An additional boost came from a satellite project in the Valhall area, which feeds into the Ekofisk crude stream. The Valhall Flank West satellite project came on stream last December, and Valhall oil and gas production was up 30% on the year in Q3, at 58,000 boe/d on a gross basis.
The company flagged a further modest reduction in capital spending this year, by $50 million to $1.3 billion, down from an original plan of $1.5 billion, and said it expected per barrel production costs of $8, down from a $10 projection at the start of the year.
It highlighted a number of projects it is working on, including another Valhall satellite project known as Hod, due on stream in Q1 2022, the next phase of the Aerfugl satellite project in the Skarv area, due on stream by year-end, and potential projects in the Alvheim area. It also said it was working closely with state-controlled Equinor to agree a development concept by Q3 2021 for the 500-million-boe Krafla, Fulla and North of Alvheim cluster, which it dubs NOAKA.

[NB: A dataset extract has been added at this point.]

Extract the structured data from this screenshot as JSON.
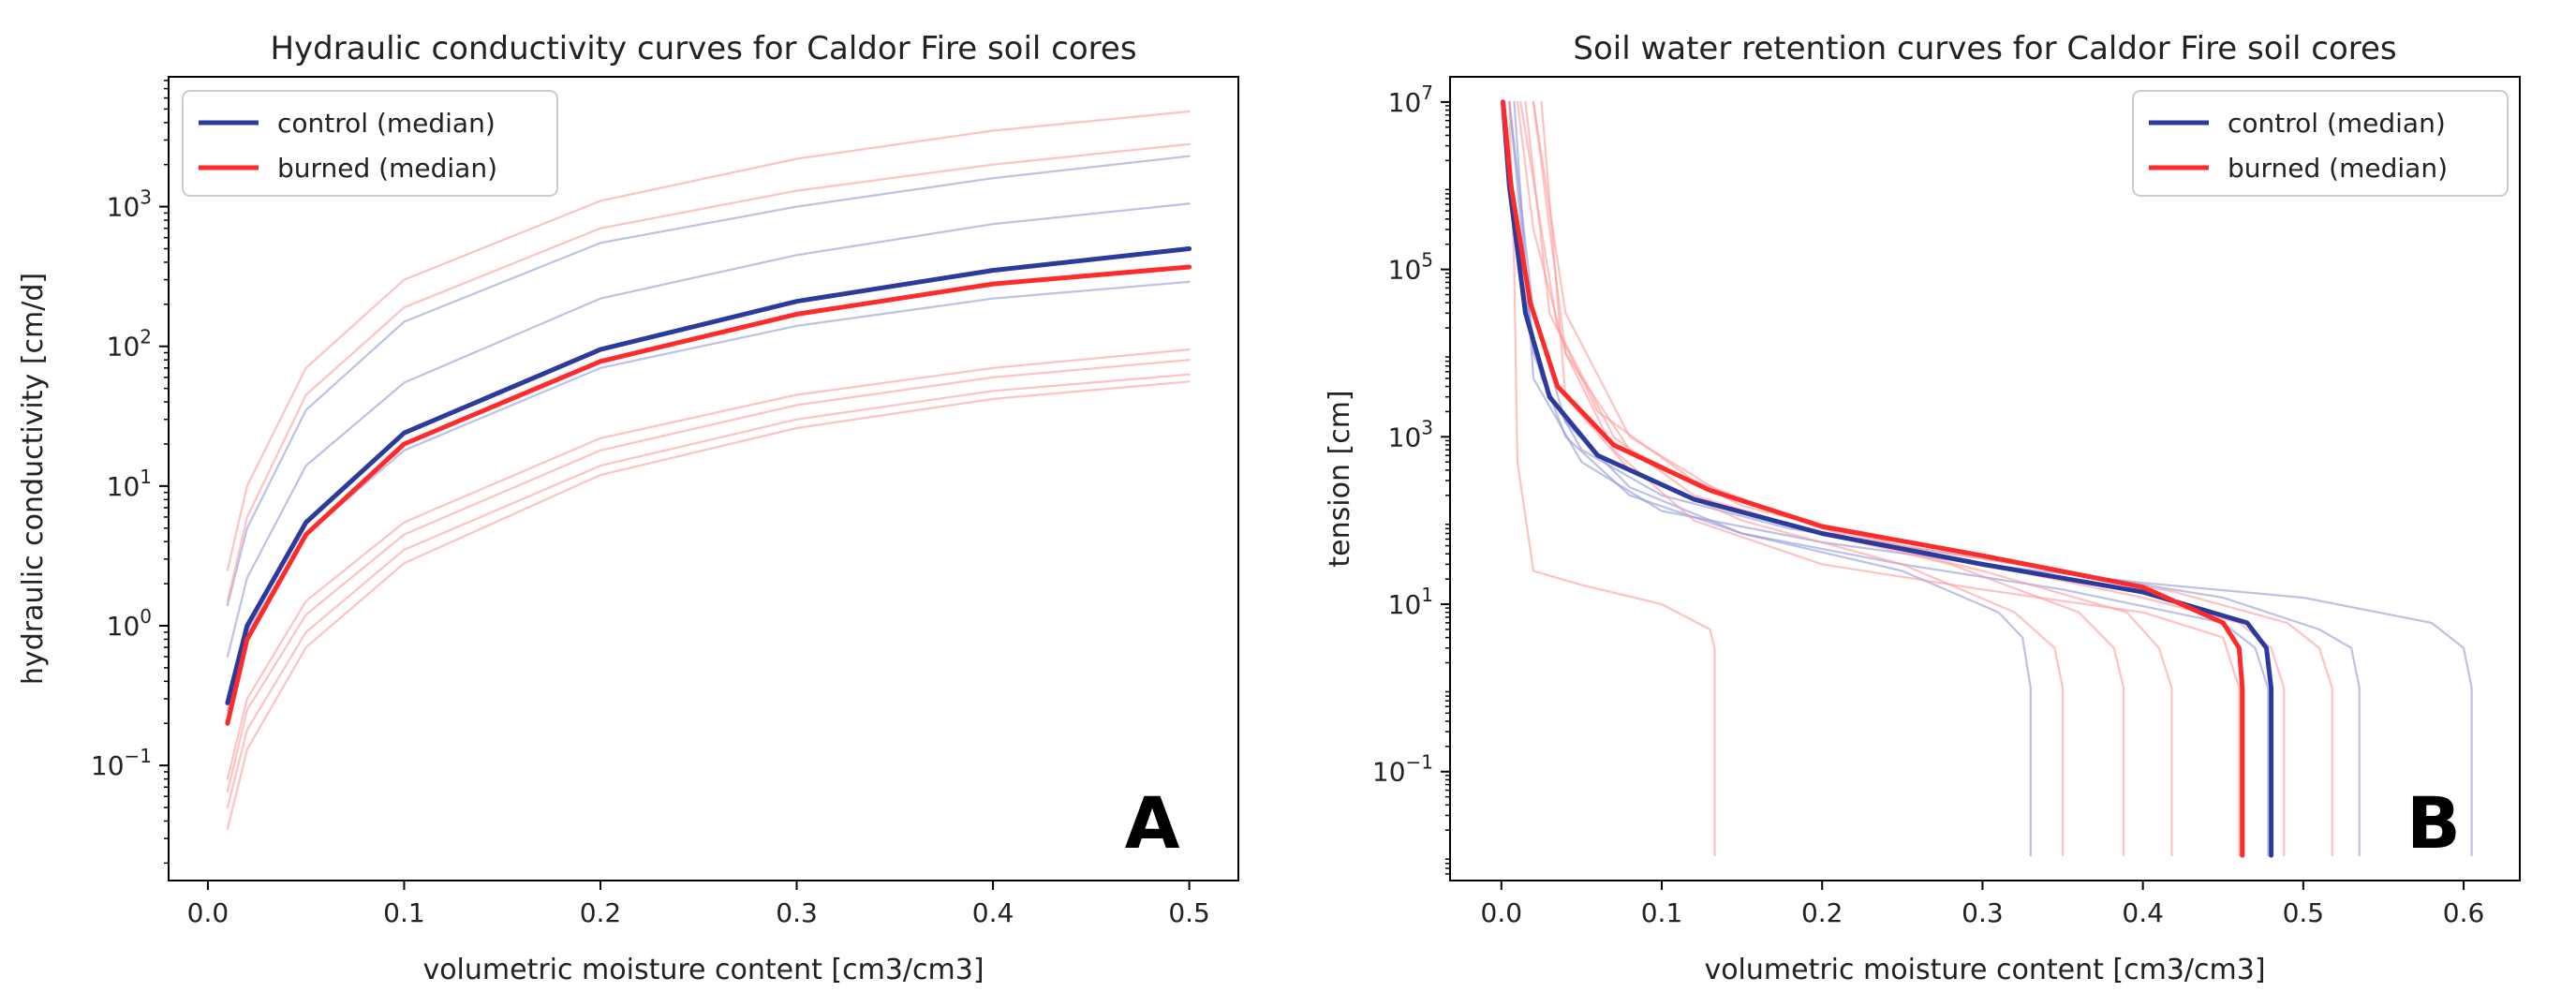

Aker BP submitted the development plan for Hod in June after Norway announced temporary tax breaks to help the industry weather the commodity price collapse. The tax breaks speed up reimbursement of capital spending in 2020 and 2021 and also cover projects approved for development into 2022.
"Third quarter 2020 was a strong quarter for Aker BP. We are well on track to deliver on our production guidance for the year, our development projects are progressing as planned, and we are keeping cost and emissions under control," CEO Karl Johnny Hersvik said. "The recent tax changes provides improved investment conditions in Norway and Aker BP is uniquely positioned to benefit from this opportunity through our large project hopper with low break-evens."
The company added it had strengthened its liquidity with a $1.25 billion bond issue during the quarter, alongside an early redemption of $400 million in senior notes due in 2022.